Nov. 5, 2012 Mya Bar-Hillel
The Bible Code -- Riddle and Solution
[abstract]
In 1995, Statistical Science published a paper purporting to prove the existence of a code in the book of Genesis that predicts future events. Some of the world's leading statisticians and mathematicians had not managed to find the flaw in this work. In 1999, Statistical Science published a refutation of the so-called Bible Code proof, by a team that included the present speaker. This lecture will relate the story of the rise and fall of the Bible Code -- a statistical riddle and its solution.
Nov. 12, 2012 Wenbo Li
University of Delaware
Gaussian inequalities and conjectures
[abstract]
Gaussian inequalities play a fundamental role in the study of high dimensional probability. We first provide an overview of various Gaussian inequalities and then present several recent results and conjectures for Gaussian measure/vectors, together with various applications.
Nov. 19, 2012 No Speaker
Thanksgiving Break
Nov. 26, 2012 Joel Zinn
Texas AM University
Functional Depth
[abstract]
In the last several years there has been interest in extending the various notions of statistical depth and quantiles to the functional and infinite dimensional setting. We will present some of these notions and indicate both positive and negative aspects. We will also discuss one approach which bypasses depth and goes directly to quantile functions. This is joint work with J. Kuelbs.
Dec. 3, 2012 Wei Biao Wu
University of Chicago
Convariance and Precision Matrix Estimation for High-Dimentional Time Series.
[abstract]
I will consider estimation of covariance matrices and their inverses (a.k.a. precision matrices) for high-dimensional stationary and locally stationary time series.

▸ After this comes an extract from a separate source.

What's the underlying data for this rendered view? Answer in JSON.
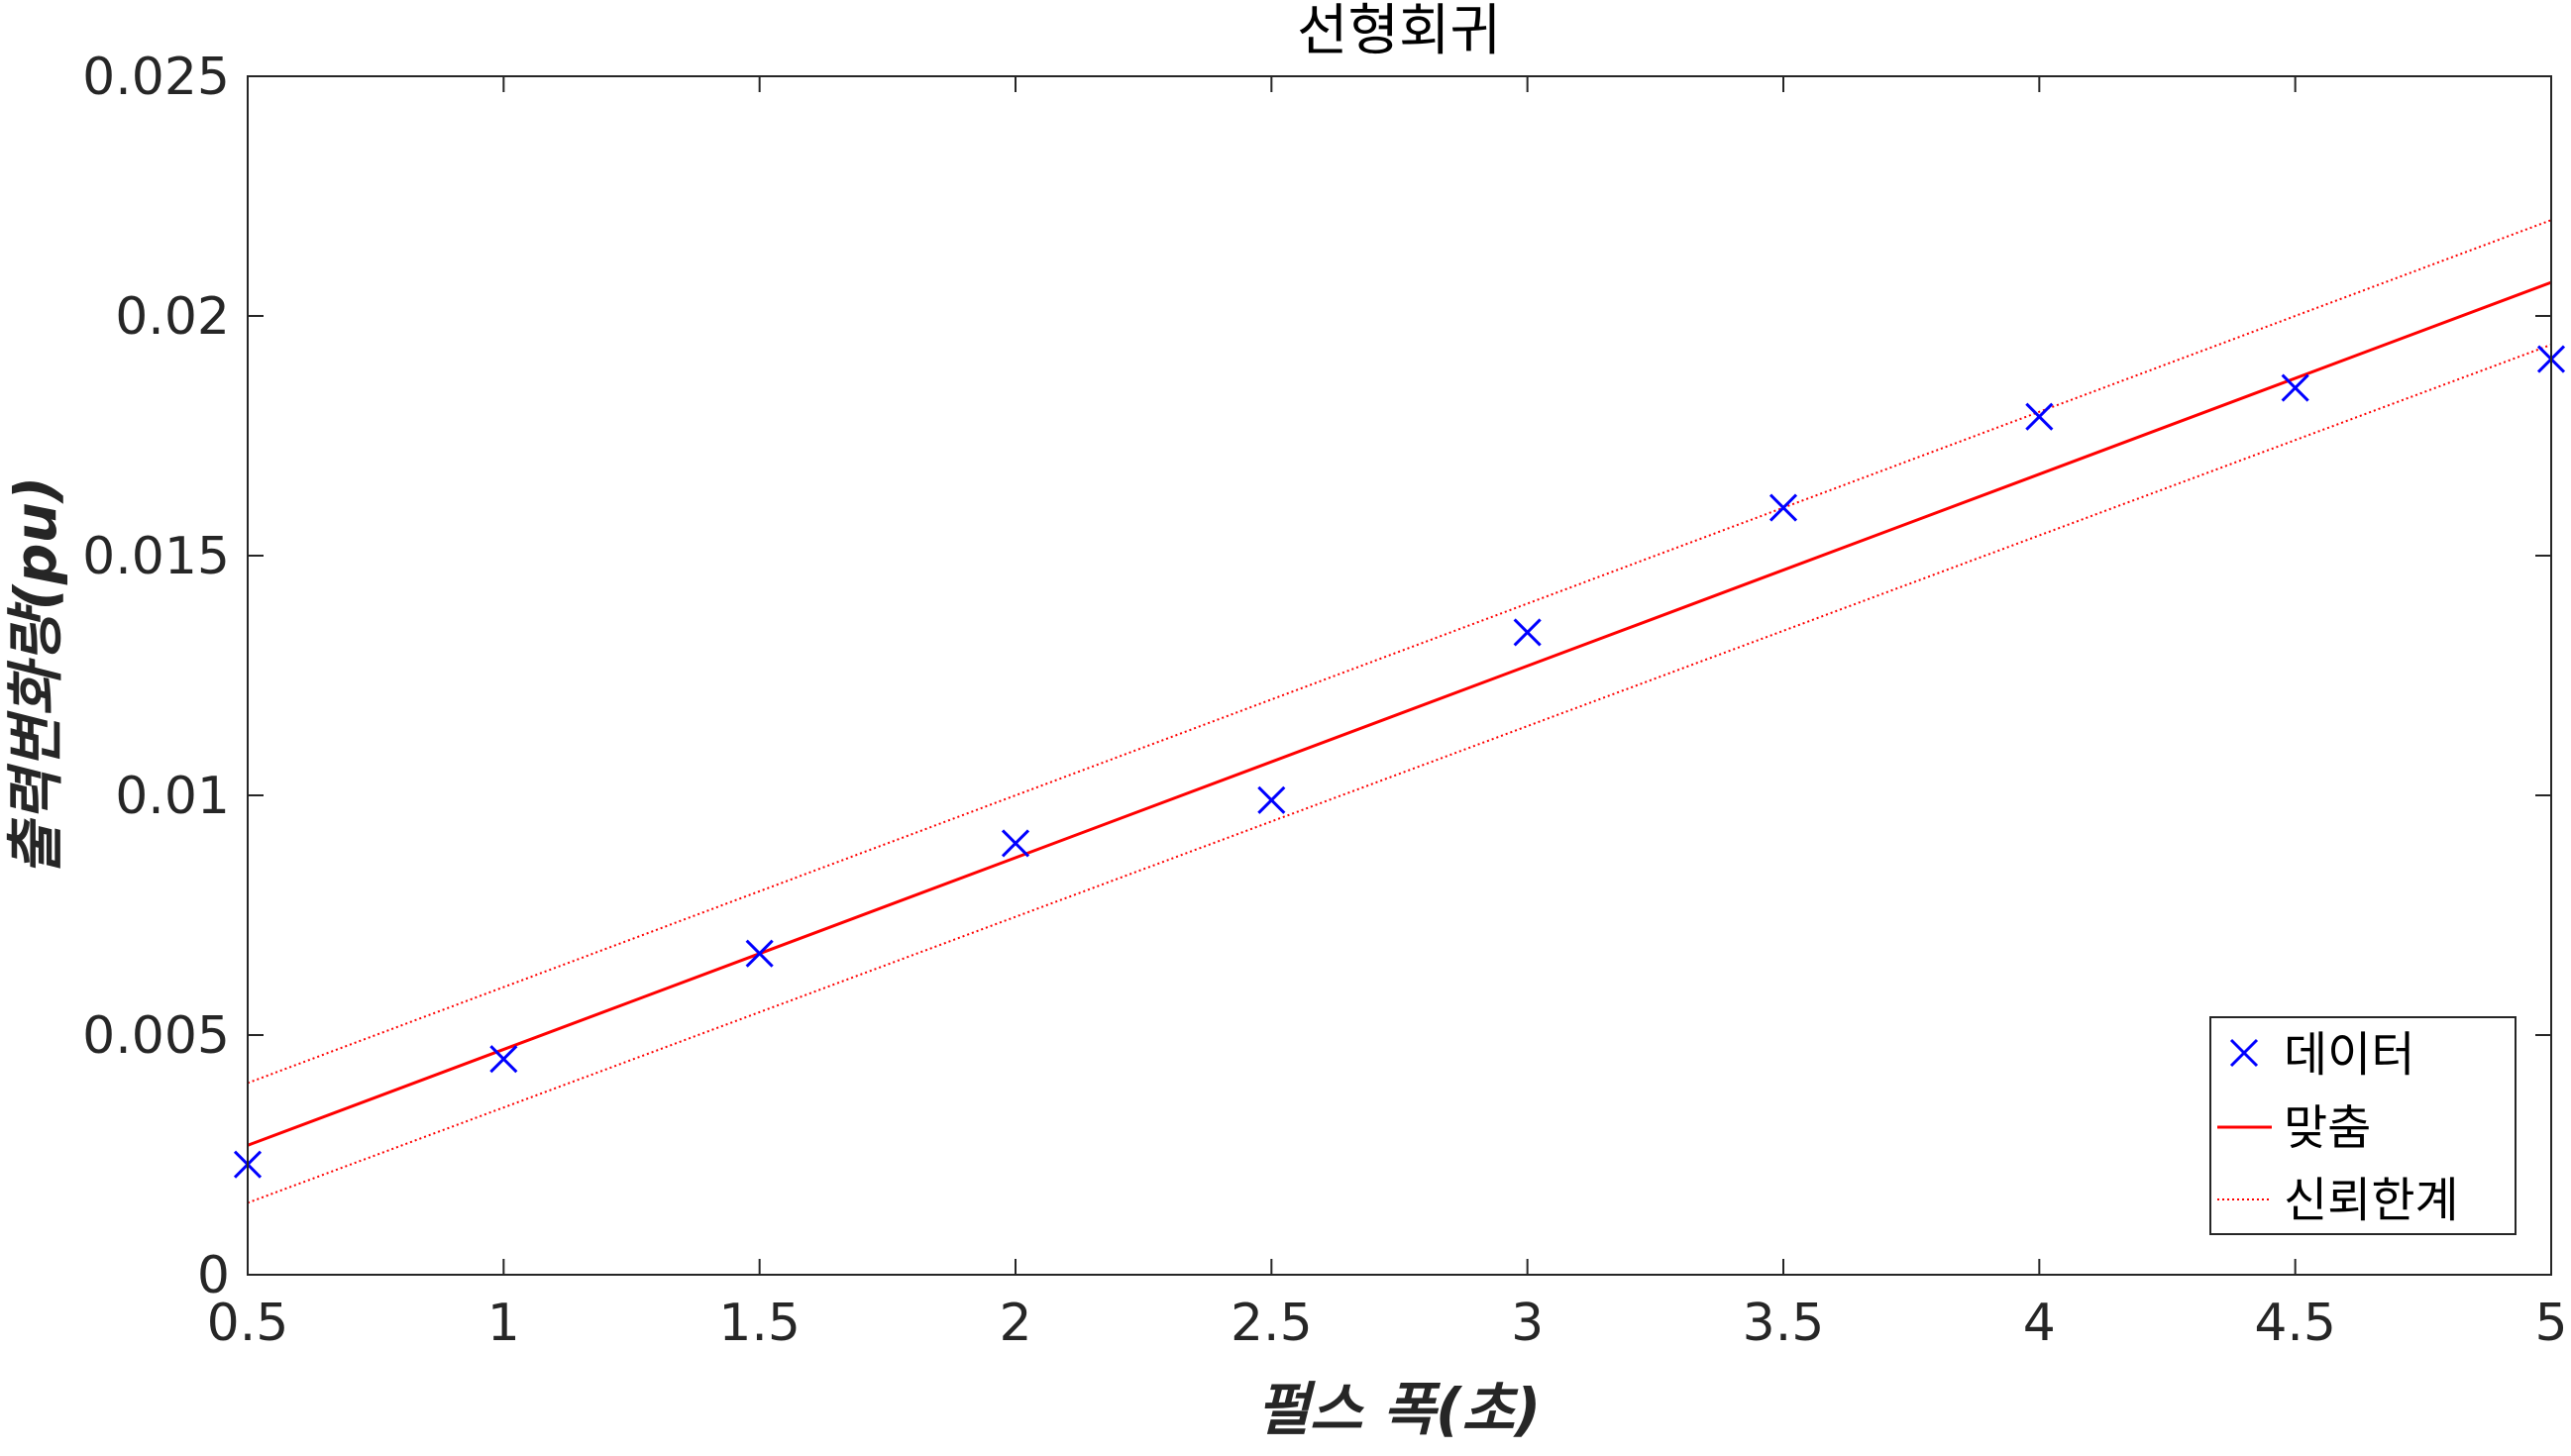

In the latter case the covariance matrices evolve smoothly in time, thus forming a covariance matrix function. Using the functional dependence measure of Wu (2005), we obtain the rate of convergence for the thresholded estimate and illustrate how the dependence affects the rate of convergence. Asymptotic properties are also obtained for the precision matrix estimate which is based on the graphical Lasso principle. Our theory substantially generalizes earlier ones by allowing dependence, by allowing non-stationarity and by relaxing the associated moment conditions.